Since I am currently trapped in the town of my childhood, I feel that now would be an appropriate time to expose Rochester Hills for what it really is. I, along with all the other troubled adolescent queers, grew up in a conservative town. The particular problem with the ROC, however, is that most of the residents are under the impression that our surroundings are rather liberal. NOT SO. Having an abundance of shopping readily available and a hustle and bustle, community-based, active lifestyle does not make you liberal, you affluent motherfuckers. It’s truly bizarre to negotiate as a teen and even more difficult to describe in words. Let us just say that Rochester Hills will not allow a 7/11 within city limits, so during high school lunch breaks we would have to race to the nearest boundary (the perimeter of Rochester is basically outlined by Slurpee havens). I’m not sure if I’m really setting the stage well, but I know that my fellow Rochester survivors know what I’m talking about.
Anyway, right along with this conservative community comes the stench of a strong dose of heteronormativity. (Why is that underlined in red? That is a real wold and a real problem!) For those of you that don’t know, I didn’t come out until my sophomore year of college, and I would say that most of that tardiness can be attributed to the fact that I was not exposed to homosexuality or anything of the sort until I left Michigan. Obviously, I knew what it was, but there was really nothing I experienced outside of watching Will & Grace or Glee. (The first gay kiss on Glee was a hot topic of conversation during my senior year of high school. Rochester was in a TIZZY.) In my class of 350 students, there was not one openly queer person by the time we reached graduation.
So, needless to say, the times when I visit Rochester Hills are a little strange for me. Two of my close friends, one guy and one girl, have also come out in the last couple of years, and it is comforting to know that I’m not the only person who was too oppressed by the Rochester bubble. Actually, I got lunch with both of them yesterday in order to meet his new boyfriend. (Who, might I add, was beautiful and generally a wonderful person. Ugh. My life. I mean, congrats!) I think that most of my friends from back here are aware that I’ve come out, even though I didn’t bother making an official announcement, and I don’t think that many of them care too much either way, which has been a relief. The problem, however, is with the adults. And now I transition into an anecdote from yesterday.

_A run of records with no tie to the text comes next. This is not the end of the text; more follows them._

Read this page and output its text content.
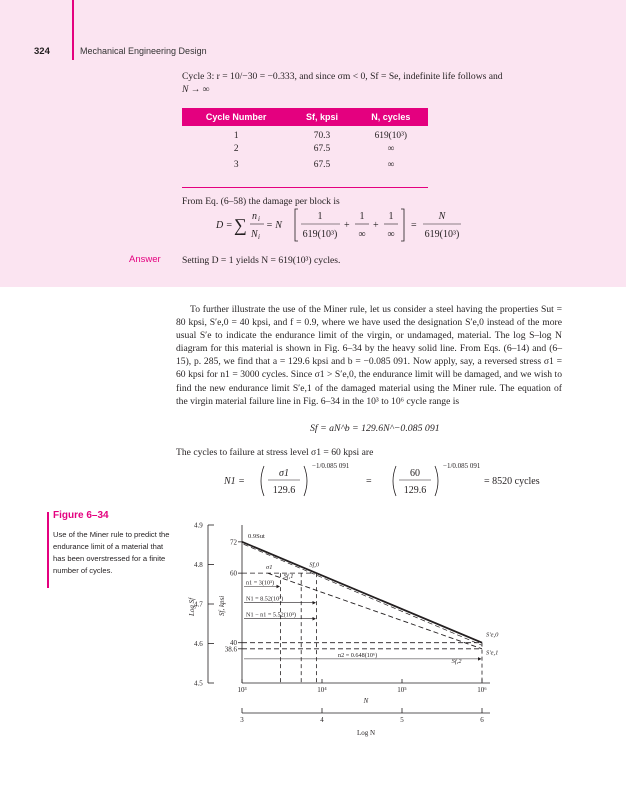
324	Mechanical Engineering Design
Cycle 3: r = 10/−30 = −0.333, and since σm < 0, Sf = Se, indefinite life follows and
N → ∞
Cycle Number	Sf, kpsi	N, cycles
1	70.3	619(10³)
2	67.5	∞
3	67.5	∞
From Eq. (6–58) the damage per block is
D = ∑ n i
N i
= N
1
619(10³)
+
1
∞
+
1
∞
=
N
619(10³)
Answer Setting D = 1 yields N = 619(10³) cycles.
To further illustrate the use of the Miner rule, let us consider a steel having the properties Sut = 80 kpsi, S′e,0 = 40 kpsi, and f = 0.9, where we have used the designation S′e,0 instead of the more usual S′e to indicate the endurance limit of the virgin, or undamaged, material. The log S–log N diagram for this material is shown in Fig. 6–34 by the heavy solid line. From Eqs. (6–14) and (6–15), p. 285, we find that a = 129.6 kpsi and b = −0.085 091. Now apply, say, a reversed stress σ1 = 60 kpsi for n1 = 3000 cycles. Since σ1 > S′e,0, the endurance limit will be damaged, and we wish to find the new endurance limit S′e,1 of the damaged material using the Miner rule. The equation of the virgin material failure line in Fig. 6–34 in the 10³ to 10⁶ cycle range is
Sf = aN^b = 129.6N^−0.085 091
The cycles to failure at stress level σ1 = 60 kpsi are
N1 =
σ1
129.6
−1/0.085 091
=
60
129.6
−1/0.085 091
= 8520 cycles
Figure 6–34
Use of the Miner rule to predict the endurance limit of a material that has been overstressed for a finite number of cycles.
4.5
4.6
4.7
4.8
4.9
Log Sf
38.6
40
60
72
Sf, kpsi
10³	10⁴	10⁵	10⁶
N
3	4	5	6
Log N
0.9Sut
σ1	Sf,0
Sf,1
Sf,2
S′e,0
S′e,1
n1 = 3(10³)
N1 = 8.52(10³)
N1 − n1 = 5.52(10³)
n2 = 0.648(10⁶)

After spending time drooling over my friend’s aforementioned perfect boyfriend, I came home just in time to go right back out the door and attend a Christmas party with my family. My mom asked if I was going to change, and after assessing the formality (or lack thereof) of my family’s outfits, I said no. She retorted, “You need to change out of those ridiculous pants.” She was referring to my new polka dotted jeans that I got from work. (They look like this, but blue http://tinyurl.com/cptpnsl) In my humble opinion, I think they are killer. Annoyed, but not surprised, I refused to change because I was not dressed inappropriately, and I had no interest in being at a party where I would be presenting myself as anyone other than who I want to be. After a heated spat about respect, conformism, and the term “normalcy,” I made an ultimatum, that she could either take me as I was, in what I was wearing, and accept the fact that it didn’t matter what other people thought of my “outlandish” style choices, or she could leave me behind. My family left without me. I repeat: annoyed, but not surprised.
It’s hard to think that after twenty years of working really hard, and being an overall good kid, that a mom would be so embarrassed or concerned to have her son show up in polka dot jeans, instead of proud of who he is and the courage he has to stand up for himself. Her last words out the door were, “I am disappointed in you.” And mine were the same. I should clarify, just because I haven’t blogged about my mother before, she is a wonderful person, is incredibly loving, a ton of fun, and I could not imagine what my life would be without her. But even so, Rochester Hills is a place that values “normalcy” and the societal opinion more than almost anything. It’s incredibly difficult for me to live a double life between school and home, but my goal is to start acclimating Michigan to the person I want to be. The person I truly am. My mother and I talked later. While neither of us really gave in to the other, she did apologize for implying that who I am and what I do, wear and say are not “normal.” It’s a baby step, but I was happy for it, nonetheless.
Take me or leave me, Michigan, because I am what I am. And I will make no compromises and certainly no apologies.